Tax-deferred pension insurance will be trialed in Shanghai, southeastern Fujian province and Suzhou Industrial Park in Eastern Jiangsu province for one year (the provisional pilot period) starting on May 1, according to a document jointly issued today by the finance ministry and banking, securities and insurance regulators.
The new product will entitle Chinese consumers of commercial endowment policies to a deduction from their taxable income. The nation’s pensions sector is now replete with all ‘three pillars’ -- the basic pension program, tax incentives for corporate annuities and tax-deferred pension insurance.
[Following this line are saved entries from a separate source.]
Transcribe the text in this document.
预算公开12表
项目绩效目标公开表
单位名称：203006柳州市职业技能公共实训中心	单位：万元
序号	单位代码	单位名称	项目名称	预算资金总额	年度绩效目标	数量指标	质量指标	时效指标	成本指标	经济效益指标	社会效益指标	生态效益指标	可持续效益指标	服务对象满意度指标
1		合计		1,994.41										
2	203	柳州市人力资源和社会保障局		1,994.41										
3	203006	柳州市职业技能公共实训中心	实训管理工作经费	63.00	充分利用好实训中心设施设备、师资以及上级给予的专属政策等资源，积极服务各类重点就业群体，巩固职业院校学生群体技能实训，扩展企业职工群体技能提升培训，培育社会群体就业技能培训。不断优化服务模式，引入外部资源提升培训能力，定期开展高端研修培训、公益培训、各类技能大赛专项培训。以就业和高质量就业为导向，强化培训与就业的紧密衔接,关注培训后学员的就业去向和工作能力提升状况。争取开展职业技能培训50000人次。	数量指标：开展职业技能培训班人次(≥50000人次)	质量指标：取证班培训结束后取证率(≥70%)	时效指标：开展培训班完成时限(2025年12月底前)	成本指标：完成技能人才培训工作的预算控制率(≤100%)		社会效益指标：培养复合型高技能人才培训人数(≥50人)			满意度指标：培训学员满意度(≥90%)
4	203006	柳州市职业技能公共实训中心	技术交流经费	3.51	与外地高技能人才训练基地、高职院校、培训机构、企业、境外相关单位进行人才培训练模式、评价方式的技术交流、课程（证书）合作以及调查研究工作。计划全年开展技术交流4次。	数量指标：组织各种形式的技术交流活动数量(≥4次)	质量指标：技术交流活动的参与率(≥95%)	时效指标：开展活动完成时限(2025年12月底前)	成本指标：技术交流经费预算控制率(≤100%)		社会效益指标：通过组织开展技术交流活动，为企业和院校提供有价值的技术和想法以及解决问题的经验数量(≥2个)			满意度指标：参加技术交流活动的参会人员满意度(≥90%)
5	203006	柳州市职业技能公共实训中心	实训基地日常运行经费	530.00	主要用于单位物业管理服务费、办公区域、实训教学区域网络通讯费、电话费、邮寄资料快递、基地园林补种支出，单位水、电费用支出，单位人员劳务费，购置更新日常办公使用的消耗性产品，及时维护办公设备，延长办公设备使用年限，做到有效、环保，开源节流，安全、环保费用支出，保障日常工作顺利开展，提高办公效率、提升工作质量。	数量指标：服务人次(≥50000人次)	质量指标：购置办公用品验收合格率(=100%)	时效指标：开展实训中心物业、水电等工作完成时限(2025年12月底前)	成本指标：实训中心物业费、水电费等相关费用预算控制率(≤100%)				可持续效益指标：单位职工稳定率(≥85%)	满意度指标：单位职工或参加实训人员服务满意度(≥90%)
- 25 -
The pilot policy will apply to those earning wages, salaries or continuous labor remuneration within the trial regions, as well as self-employed persons, investors in sole proprietorships, natural-persons in partnerships, contractors and businesses operating on leased premises whose income tax withholding agencies or actual work sites lie within the pilot regions.
Money taxpayers spend on eligible commercial endowment insurance using their personal commercial pension accounts will be deducted from their taxable income up to a set limit, and personal income tax will be exempted for investment profits deposited into personal commercial pension accounts. But income tax will become payable when the taxpayer receives their pension.
The tax deduction is capped at 6 percent of the taxpayer’s monthly wages, salary or continuous labor remuneration or CNY1,000 (USD159), whichever is higher. The maximum limit is set at 6 percent of self-employed taxpayers’ annual taxable income or CNY12,000, whichever is higher.
When a commercial pension is paid to individual taxpayers, 25 percent of the total amount paid will be exempted from tax, and a 10 percent personal income tax will be charged on the remaining 75 percent.
If a taxpayer based in one of the pilot areas earns CNY15,000 a month and pays CNY900 on a commercial endowment policy, after retirement she will pay (without factoring in value appreciation) CNY67.5 (CNY900 * 75 percent * 10 percent) in personal income tax for the commercial pension that she receives, China Securities Journal noted, citing a licensed accountant.
The taxpayer would have already paid CNY1,645 in PIT upon receipt of the wages or salary, making a total of CNY1,712.5 (paid tax), which is CNY157.5 lower than the original amount (CNY1,870) before the introduction of the pilot program.